A mitigating factor that is more important to note is that while only 26% of these critical vulnerabilities were patched, an additional 58% were logged as “partially remediated.” In at least some cases this could involve conflict with legacy systems or some other environment-specific functional factor stopping a straightforward patch from being applied despite the IT teams being on top of the issue. Only 16% of these vulnerabilities were listed as totally unaddressed.
Vulnerability exploitation is usually heavily tied to state-backed threat actors looking to commit espionage or wiggle into long-term position in critical infrastructure. However, this year’s DBIR numbers do not point to a huge increase in the share of these advanced threat groups causing breaches. 87% of all incidents in the DBIR were tied to an organized cybercrime group, with state-backed actors at 15% (there being some overlap for actors such as North Korea that aggressively attempt to steal crypto). Other factors, such as activists or a customer fiddling with networks, were negligible.
Vulnerability exploitation rises along with phishing and insider threats
Vulnerability exploitation saw the single most notable spike in this DBIR, but it is not the only threat category on the move upwards.
Ransomware is the threat that will seemingly never go away, gaining a little more ground during this period to represent 48% of all breaches (up 4% from the prior year).
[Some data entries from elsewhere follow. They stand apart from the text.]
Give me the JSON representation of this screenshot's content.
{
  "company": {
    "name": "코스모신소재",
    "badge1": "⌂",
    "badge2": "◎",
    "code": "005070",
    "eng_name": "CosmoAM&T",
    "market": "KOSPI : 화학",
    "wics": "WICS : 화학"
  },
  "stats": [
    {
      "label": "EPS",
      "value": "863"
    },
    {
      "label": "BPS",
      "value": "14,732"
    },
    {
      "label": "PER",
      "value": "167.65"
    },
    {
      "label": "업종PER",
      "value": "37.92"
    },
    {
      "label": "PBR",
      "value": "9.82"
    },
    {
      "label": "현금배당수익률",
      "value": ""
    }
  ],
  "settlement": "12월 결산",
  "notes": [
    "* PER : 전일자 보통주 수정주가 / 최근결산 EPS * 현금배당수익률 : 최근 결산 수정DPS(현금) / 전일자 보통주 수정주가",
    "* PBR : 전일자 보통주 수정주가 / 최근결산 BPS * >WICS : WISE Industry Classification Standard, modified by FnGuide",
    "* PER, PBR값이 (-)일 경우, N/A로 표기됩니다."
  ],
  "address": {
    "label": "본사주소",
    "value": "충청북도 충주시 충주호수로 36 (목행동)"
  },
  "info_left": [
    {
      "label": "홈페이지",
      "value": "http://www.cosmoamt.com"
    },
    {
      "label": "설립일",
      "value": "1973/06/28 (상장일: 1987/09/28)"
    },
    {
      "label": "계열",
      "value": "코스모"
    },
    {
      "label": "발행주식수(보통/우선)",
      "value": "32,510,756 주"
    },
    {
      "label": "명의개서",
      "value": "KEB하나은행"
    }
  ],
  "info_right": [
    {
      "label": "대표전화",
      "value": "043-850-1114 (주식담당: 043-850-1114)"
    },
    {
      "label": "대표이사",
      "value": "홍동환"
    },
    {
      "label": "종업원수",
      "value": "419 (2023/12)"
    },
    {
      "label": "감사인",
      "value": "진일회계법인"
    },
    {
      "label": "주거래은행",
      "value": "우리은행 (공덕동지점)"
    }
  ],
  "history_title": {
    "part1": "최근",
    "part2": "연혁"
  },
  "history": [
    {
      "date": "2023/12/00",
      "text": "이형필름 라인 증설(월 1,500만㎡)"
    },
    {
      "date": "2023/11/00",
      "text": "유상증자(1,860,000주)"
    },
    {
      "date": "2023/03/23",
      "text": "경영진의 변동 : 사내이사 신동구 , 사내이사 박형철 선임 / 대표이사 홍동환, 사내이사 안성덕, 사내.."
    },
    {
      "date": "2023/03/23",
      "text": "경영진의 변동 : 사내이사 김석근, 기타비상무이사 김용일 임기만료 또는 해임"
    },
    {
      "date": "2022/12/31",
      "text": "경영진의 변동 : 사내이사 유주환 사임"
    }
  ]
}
This is in spite of a recent sharp increase in organizations refusing to pay. 69% that were successfully attacked during this period refused to make a payment, and when they do pay the average is down to $139,785 per incident (from $150,000 previously).
Breaches caused by “shadow IT,” particularly unauthorized AI on work devices, are another area on an upswing. At this point, most of these incidents consist of simple errant submission of code, images or other sensitive and proprietary information to a generative AI in the course of doing regular work. The report notes that employees seem to have a specific need for education about the risks of uploading research and technical documentation that contains secrets when asking AI for assistance with their projects.
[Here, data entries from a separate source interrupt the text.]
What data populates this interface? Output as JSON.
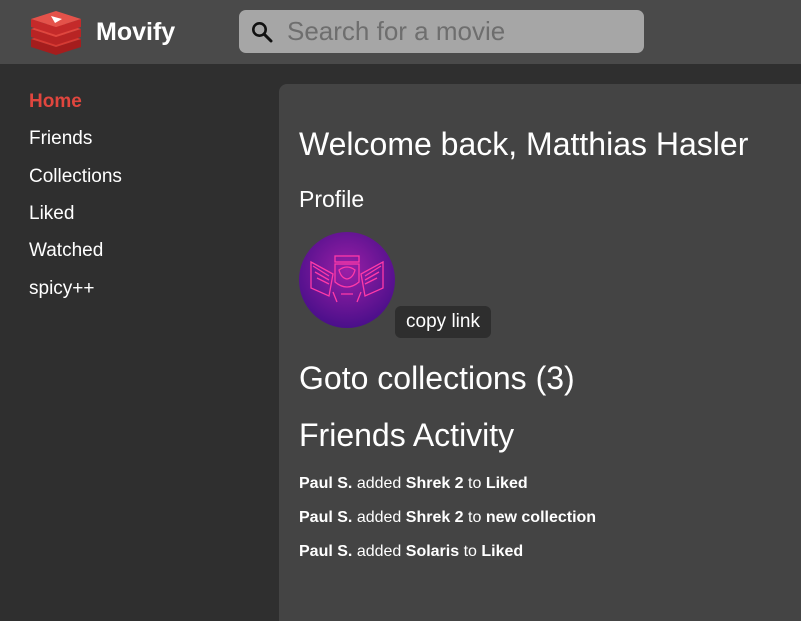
{
  "app": {
    "name": "Movify",
    "logo_icon": "stacked-bricks-logo",
    "accent_color": "#e0463e"
  },
  "search": {
    "placeholder": "Search for a movie",
    "value": ""
  },
  "sidebar": {
    "items": [
      {
        "label": "Home",
        "active": true
      },
      {
        "label": "Friends",
        "active": false
      },
      {
        "label": "Collections",
        "active": false
      },
      {
        "label": "Liked",
        "active": false
      },
      {
        "label": "Watched",
        "active": false
      },
      {
        "label": "spicy++",
        "active": false
      }
    ]
  },
  "main": {
    "welcome": "Welcome back, Matthias Hasler",
    "profile_heading": "Profile",
    "copy_link_label": "copy link",
    "goto_collections": "Goto collections (3)",
    "activity_heading": "Friends Activity",
    "activity": [
      {
        "user": "Paul S.",
        "verb": "added",
        "item": "Shrek 2",
        "prep": "to",
        "target": "Liked"
      },
      {
        "user": "Paul S.",
        "verb": "added",
        "item": "Shrek 2",
        "prep": "to",
        "target": "new collection"
      },
      {
        "user": "Paul S.",
        "verb": "added",
        "item": "Solaris",
        "prep": "to",
        "target": "Liked"
      }
    ]
  }
}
The “human element” is also on the move upward in all breaches, particularly when they involve a third party vendor or contractor; these incidents surged to 48% from 30% in the prior DBIR.
Collin Hogue-Spears, Senior Director of Solution Management at Black Duck, has some parting advice for organizations looking to make practical use of this new information: “The losing strategy patches by volume. The winning one patches by reachability and contains the rest. Reachability analysis separates the flaws attackers can actually exploit from the ones that only look dangerous. Compensating controls buy time on everything triage has not cleared. Log4Shell proved the point: speed was never the bottleneck. Teams could not patch a library buried in thousands of dependencies, and the ones that filtered outbound traffic bought time to find it.”
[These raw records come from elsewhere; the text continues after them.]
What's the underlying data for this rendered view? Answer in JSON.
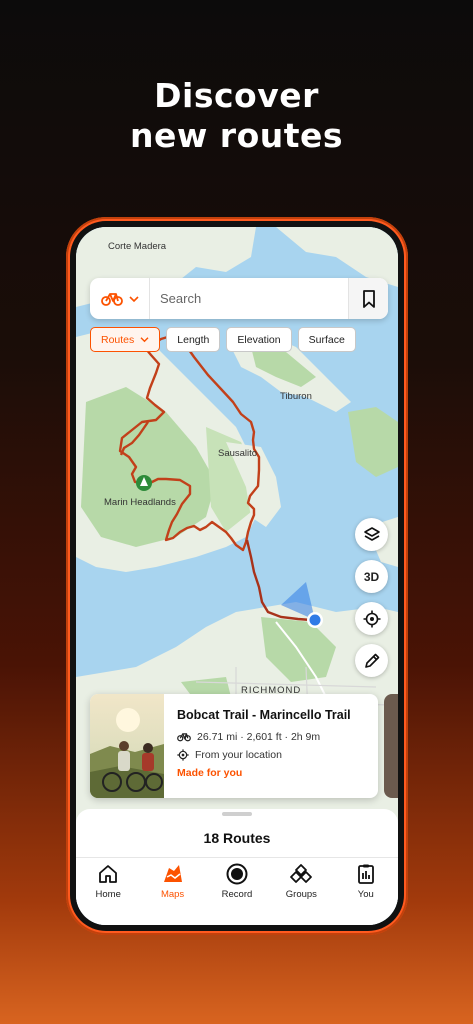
{
  "headline": {
    "line1": "Discover",
    "line2": "new routes"
  },
  "map": {
    "labels": {
      "corte_madera": "Corte Madera",
      "tiburon": "Tiburon",
      "sausalito": "Sausalito",
      "marin_headlands": "Marin Headlands",
      "richmond": "RICHMOND"
    },
    "route_color": "#c2401a",
    "water_color": "#a8d4ef",
    "land_color": "#e9efe4",
    "park_color": "#b7d9a8"
  },
  "search": {
    "sport_icon": "bike-icon",
    "placeholder": "Search",
    "bookmark_icon": "bookmark-icon"
  },
  "filters": {
    "routes": "Routes",
    "length": "Length",
    "elevation": "Elevation",
    "surface": "Surface"
  },
  "map_controls": {
    "layers_icon": "layers-icon",
    "three_d": "3D",
    "locate_icon": "locate-icon",
    "draw_icon": "pencil-icon"
  },
  "route_card": {
    "title": "Bobcat Trail - Marincello Trail",
    "stats": "26.71 mi · 2,601 ft · 2h 9m",
    "location": "From your location",
    "tag": "Made for you"
  },
  "sheet": {
    "title": "18 Routes"
  },
  "tabs": [
    {
      "label": "Home",
      "icon": "home-icon"
    },
    {
      "label": "Maps",
      "icon": "maps-icon"
    },
    {
      "label": "Record",
      "icon": "record-icon"
    },
    {
      "label": "Groups",
      "icon": "groups-icon"
    },
    {
      "label": "You",
      "icon": "clipboard-icon"
    }
  ],
  "colors": {
    "accent": "#fc5200",
    "phone_frame": "#ff5a1f"
  }
}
“Strategic Takeaway: While it is true security leaders must prioritize the CISA Known Exploited Vulnerabilities catalog before the CVSS severity queue. CVSS tells you how bad a flaw can be. KEV tells you which flaws attackers already use. Patch by severity alone, and you will spend scarce engineering time on theoretical risk while active exploitation waits in the queue,” Hogue-Spears explains. “Patching is just one of two layers. Leaders must invest in two layers, not one. The first is AI-augmented reachability analysis that separates exploitable findings from theoretical ones. The second is compensating controls: egress restrictions, behavioral allowlists, and identity-bound access. Those controls slow exploitation while triage runs, because triage and containment are the two clocks defenders can still control.”